Воздух вырвался из моих легких со свистом. Год назад. Но мы с Катей были вместе уже два года. А полгода назад, в марте, она, рыдая, рассказывала мне о страшной аварии, о том, как она потеряла своего первого мужа. О том, что это была большая любовь и большая трагедия. Она говорила, что готова начать всё с чистого листа. Со мной. Я верил. Я обнимал её и чувствовал себя защитником, тем, кто залечивает её раны. А он… он был жив как минимум ещё полгода назад. И умер только год назад. Значит, все это время… Я медленно отступил в тени, пока она всё ещё сидела у камня, разговаривая шепотом с фотографией.
Я вернулся домой первым.
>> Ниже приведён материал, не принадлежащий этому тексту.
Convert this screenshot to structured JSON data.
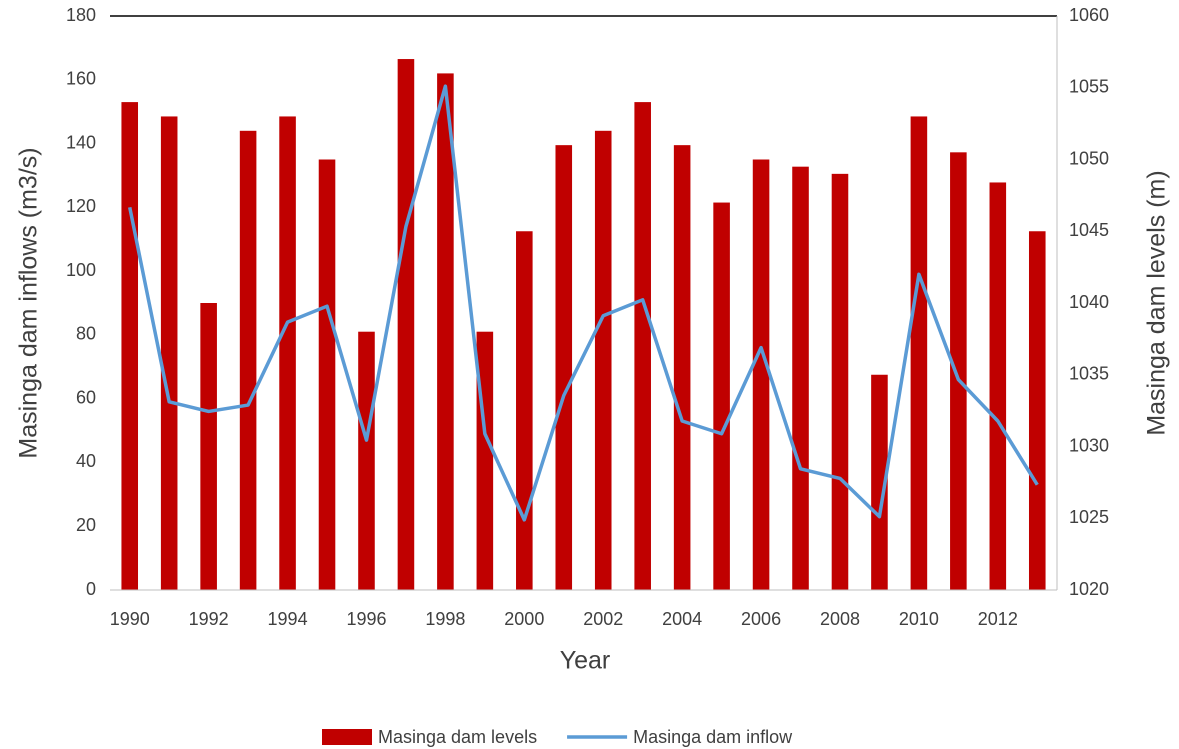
{
  "chart_data": {
    "type": "combo",
    "x_label": "Year",
    "y_label": "Masinga dam inflows (m3/s)",
    "y2_label": "Masinga dam levels (m)",
    "categories": [
      "1990",
      null,
      "1992",
      null,
      "1994",
      null,
      "1996",
      null,
      "1998",
      null,
      "2000",
      null,
      "2002",
      null,
      "2004",
      null,
      "2006",
      null,
      "2008",
      null,
      "2010",
      null,
      "2012",
      null
    ],
    "series": [
      {
        "name": "Masinga dam levels",
        "type": "bar",
        "axis": "y2",
        "color": "#c00000",
        "values": [
          1054,
          1053,
          1040,
          1052,
          1053,
          1050,
          1038,
          1057,
          1056,
          1038,
          1045,
          1051,
          1052,
          1054,
          1051,
          1047,
          1050,
          1049.5,
          1049,
          1035,
          1053,
          1050.5,
          1048.4,
          1045
        ]
      },
      {
        "name": "Masinga dam inflow",
        "type": "line",
        "color": "#5b9bd5",
        "values": [
          120,
          59,
          56,
          58,
          84,
          89,
          47,
          114,
          158,
          49,
          22,
          61,
          86,
          91,
          53,
          49,
          76,
          38,
          35,
          23,
          99,
          66,
          53,
          33
        ]
      }
    ],
    "ylim": [
      0,
      180
    ],
    "yticks": [
      0,
      20,
      40,
      60,
      80,
      100,
      120,
      140,
      160,
      180
    ],
    "y2lim": [
      1020,
      1060
    ],
    "y2ticks": [
      1020,
      1025,
      1030,
      1035,
      1040,
      1045,
      1050,
      1055,
      1060
    ],
    "legend": "bottom"
  }
}
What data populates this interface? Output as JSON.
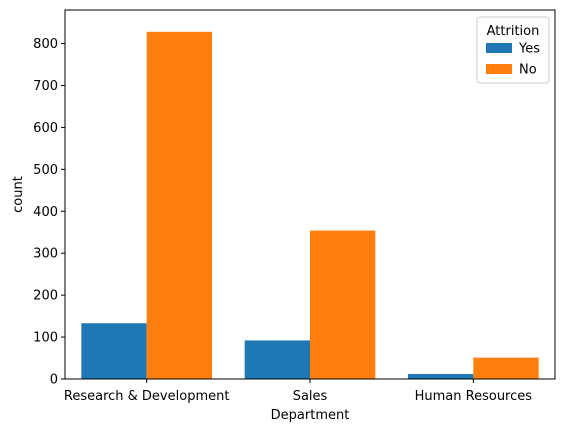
{
  "chart_data": {
    "type": "bar",
    "xlabel": "Department",
    "ylabel": "count",
    "categories": [
      "Research & Development",
      "Sales",
      "Human Resources"
    ],
    "series": [
      {
        "name": "Yes",
        "values": [
          133,
          92,
          12
        ],
        "color": "#1f77b4"
      },
      {
        "name": "No",
        "values": [
          828,
          354,
          51
        ],
        "color": "#ff7f0e"
      }
    ],
    "ylim": [
      0,
      880
    ],
    "yticks": [
      0,
      100,
      200,
      300,
      400,
      500,
      600,
      700,
      800
    ],
    "legend": {
      "title": "Attrition",
      "position": "top-right"
    },
    "grid": false
  }
}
Рассвет заливал квартиру бледным, безразличным светом. Я стоял посреди гостиной и смотрел на вазу. Потом подошел к книжному шкафу, взял в руки шкатулку. Она была тяжелее, чем я ожидал. Я открыл её. Внутри лежали десятки засушенных ирисов, аккуратно сложенных один к одному. Они были похожи на хрупкие синие мумии, на высушенные слезы. И на дне, под самым последним цветком, лежала сложенная вдвое бумажка — выписка из медицинской карты. Чужая фамилия, даты, последняя — год назад. И диагноз, краткий и беспощадный. Никакой аварии. Долгая болезнь. Верность до конца.
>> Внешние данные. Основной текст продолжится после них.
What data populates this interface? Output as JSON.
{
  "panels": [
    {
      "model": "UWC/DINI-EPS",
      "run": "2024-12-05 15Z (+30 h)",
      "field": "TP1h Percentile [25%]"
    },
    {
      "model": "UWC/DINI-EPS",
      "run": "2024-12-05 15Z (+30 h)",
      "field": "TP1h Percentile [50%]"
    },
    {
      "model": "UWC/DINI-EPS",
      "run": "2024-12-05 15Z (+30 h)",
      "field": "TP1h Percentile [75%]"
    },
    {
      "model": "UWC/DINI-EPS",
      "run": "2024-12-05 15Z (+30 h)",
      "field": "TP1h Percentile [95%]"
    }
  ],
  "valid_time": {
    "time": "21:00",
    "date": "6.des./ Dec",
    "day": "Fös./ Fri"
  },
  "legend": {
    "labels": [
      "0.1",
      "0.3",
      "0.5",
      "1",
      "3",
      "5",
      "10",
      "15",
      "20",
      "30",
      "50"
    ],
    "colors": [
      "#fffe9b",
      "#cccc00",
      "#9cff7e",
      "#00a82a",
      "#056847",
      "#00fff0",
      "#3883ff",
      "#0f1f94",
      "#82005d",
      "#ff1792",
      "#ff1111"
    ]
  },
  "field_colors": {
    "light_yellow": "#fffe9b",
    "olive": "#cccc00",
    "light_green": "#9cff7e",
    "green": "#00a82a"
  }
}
Ключ повернулся в замке. Я не успел закрыть шкатулку. Она замерла в дверях, увидев её у меня в руках. Её лицо стало белым, как бумага. В её глазах промелькнул ужас, стыд, а потом — бесконечная усталость. «Ты всё знаешь», — не спросила, а констатировала. Её голос был пустым. «Он умер год назад, Катя. Ты сказала, что это было два года назад. Ты сказала, что это авария». Я слышал, как хрипло звучат мои слова. Она медленно сняла пальто, подошла, взяла шкатулку из моих оцепеневших пальцев. «Я не могла его бросить, когда он был болен. Даже когда встретила тебя. А потом… было уже поздно что-то менять. Прошлое оказалось сильнее». Она смотрела не на меня, а на высохшие цветы. «Ирисы были его любимыми. Последнее, что он видел в больничной палате на тумбочке. Я дала ему слово приносить их. Чтобы он не был один». Теперь я понимал. Каждая украденная ветка из моего букета была не воровством. Это был тихий долг, который она отдавала. Мне же она подарила только красивую, удобную для нас обоих легенду.
Я не кричал. Не плакал. Я вышел на балкон. Утро вступало в свои права. Где-то далеко ехала машина, кто-то начинал свой день, чистый и простой. Наша же жизнь, та, что мне казалась такой прочной и ясной, рассыпалась в прах, обнажив чужую, настоящую историю, зацементированную болью и обещаниями. Я чувствовал себя не обманутым мужем, а случайным зрителем в чужом, бесконечно грустном спектакле. И понимал, что занавес уже не опустится. Он навсегда останется приподнятым, а я так и буду стоять в кулисах, вдыхая запах воска, пыльцы и зелени, который больше никогда не будет прежним.